The Role of Background Information in Reducing Object Hallucination in Vision-Language Models: Insights from Cutoff API Prompting
Masayo Tomita, Katsuhiko Hayashi, Tomoyuki Kaneko
TL;DR
The study investigates object hallucination in Vision-Language Models and analyzes attention-guided API Prompting as a mitigation strategy. It introduces attribution-map–based prompting from CLIP and LLaVA, investigates the role of background context via API-Seg heatmaps, and applies a Minimum Cutoff to heatmaps to refine prompting. Key findings show that preserving background information is crucial for accurate object identification, with API Prompting plus Cutoff yielding notable recall gains (approx. $3\%$) and improved alignment between attention and target objects; small objects are particularly sensitive to background context.

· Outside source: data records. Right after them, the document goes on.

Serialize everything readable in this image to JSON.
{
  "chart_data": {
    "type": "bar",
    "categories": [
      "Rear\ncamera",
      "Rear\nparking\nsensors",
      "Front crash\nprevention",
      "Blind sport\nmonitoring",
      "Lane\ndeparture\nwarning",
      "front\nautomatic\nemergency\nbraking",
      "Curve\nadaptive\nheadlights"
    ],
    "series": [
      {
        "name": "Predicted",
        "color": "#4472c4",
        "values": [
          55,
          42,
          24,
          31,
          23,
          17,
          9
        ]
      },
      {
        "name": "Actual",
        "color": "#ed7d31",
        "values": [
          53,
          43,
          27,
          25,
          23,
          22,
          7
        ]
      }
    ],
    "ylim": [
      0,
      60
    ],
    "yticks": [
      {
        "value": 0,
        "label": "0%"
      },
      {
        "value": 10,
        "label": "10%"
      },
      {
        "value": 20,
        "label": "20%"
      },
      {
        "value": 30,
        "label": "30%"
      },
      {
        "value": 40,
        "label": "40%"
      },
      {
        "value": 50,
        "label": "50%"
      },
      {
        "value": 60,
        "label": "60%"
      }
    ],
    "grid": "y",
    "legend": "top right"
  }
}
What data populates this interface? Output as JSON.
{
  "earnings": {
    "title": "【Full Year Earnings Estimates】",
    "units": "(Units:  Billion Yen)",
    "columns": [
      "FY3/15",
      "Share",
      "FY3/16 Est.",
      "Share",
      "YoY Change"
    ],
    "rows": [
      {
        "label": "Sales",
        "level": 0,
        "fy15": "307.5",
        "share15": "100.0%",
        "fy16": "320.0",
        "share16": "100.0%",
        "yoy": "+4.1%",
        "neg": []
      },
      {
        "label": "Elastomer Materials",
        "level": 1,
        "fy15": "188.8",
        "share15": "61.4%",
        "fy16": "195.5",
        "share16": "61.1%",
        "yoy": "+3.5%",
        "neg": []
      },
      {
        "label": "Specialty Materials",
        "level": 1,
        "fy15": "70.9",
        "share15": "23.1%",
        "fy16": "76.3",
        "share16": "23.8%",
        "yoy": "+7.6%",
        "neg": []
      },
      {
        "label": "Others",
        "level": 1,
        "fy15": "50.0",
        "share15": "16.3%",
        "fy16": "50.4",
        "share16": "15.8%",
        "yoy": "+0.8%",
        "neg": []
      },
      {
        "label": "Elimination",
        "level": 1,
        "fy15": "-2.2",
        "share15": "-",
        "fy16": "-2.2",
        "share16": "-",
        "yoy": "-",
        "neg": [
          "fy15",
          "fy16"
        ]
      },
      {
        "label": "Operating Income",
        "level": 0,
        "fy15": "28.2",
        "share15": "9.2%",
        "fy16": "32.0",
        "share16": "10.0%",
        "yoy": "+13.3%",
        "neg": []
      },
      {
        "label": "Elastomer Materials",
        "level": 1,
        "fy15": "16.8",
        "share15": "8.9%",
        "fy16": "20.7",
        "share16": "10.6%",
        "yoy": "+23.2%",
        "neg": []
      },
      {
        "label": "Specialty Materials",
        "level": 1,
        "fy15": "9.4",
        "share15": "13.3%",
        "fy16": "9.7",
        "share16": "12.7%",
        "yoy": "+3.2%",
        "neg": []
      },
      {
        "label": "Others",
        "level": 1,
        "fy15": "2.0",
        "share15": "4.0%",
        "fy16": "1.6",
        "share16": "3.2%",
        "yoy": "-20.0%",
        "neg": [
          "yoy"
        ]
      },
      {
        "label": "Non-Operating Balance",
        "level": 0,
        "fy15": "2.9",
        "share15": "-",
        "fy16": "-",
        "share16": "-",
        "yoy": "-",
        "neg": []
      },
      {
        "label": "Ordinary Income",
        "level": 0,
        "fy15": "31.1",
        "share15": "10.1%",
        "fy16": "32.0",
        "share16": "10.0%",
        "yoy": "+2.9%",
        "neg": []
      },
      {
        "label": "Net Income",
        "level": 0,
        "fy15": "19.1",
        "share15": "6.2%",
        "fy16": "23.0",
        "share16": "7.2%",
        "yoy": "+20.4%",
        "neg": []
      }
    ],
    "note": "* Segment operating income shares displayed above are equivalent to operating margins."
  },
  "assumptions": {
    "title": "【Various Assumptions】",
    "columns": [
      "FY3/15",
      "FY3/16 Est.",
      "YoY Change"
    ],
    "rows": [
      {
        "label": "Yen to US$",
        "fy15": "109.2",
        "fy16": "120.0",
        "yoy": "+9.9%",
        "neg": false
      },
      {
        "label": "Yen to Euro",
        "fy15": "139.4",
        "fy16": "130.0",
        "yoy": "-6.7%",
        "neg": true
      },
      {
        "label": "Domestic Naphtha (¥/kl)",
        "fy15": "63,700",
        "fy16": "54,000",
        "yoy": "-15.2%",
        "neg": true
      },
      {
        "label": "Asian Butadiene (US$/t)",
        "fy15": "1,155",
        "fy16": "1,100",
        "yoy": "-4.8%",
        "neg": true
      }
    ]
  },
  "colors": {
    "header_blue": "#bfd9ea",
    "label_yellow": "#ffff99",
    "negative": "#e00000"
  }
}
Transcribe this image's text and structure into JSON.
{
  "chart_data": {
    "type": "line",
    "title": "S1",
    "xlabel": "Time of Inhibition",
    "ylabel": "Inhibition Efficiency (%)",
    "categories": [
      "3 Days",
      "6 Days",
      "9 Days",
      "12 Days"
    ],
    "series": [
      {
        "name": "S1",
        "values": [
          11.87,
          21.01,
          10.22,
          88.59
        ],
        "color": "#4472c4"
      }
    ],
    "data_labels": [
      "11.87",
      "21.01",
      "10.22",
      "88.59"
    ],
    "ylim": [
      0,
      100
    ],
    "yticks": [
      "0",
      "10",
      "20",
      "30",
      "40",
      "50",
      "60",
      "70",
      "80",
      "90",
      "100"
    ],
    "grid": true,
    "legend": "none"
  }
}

The results guide prompting design toward enhancing visibility of target regions rather than masking content, and point to future work expanding models and datasets beyond MSCOCO to assess generalizability and robustness.
Abstract
Vision-Language Models (VLMs) occasionally generate outputs that contradict input images, constraining their reliability in real-world applications. While visual prompting is reported to suppress hallucinations by augmenting prompts with relevant area inside an image, the effectiveness in terms of the area remains uncertain. This study analyzes success and failure cases of Attention-driven visual prompting in object hallucination, revealing that preserving background context is crucial for mitigating object hallucination.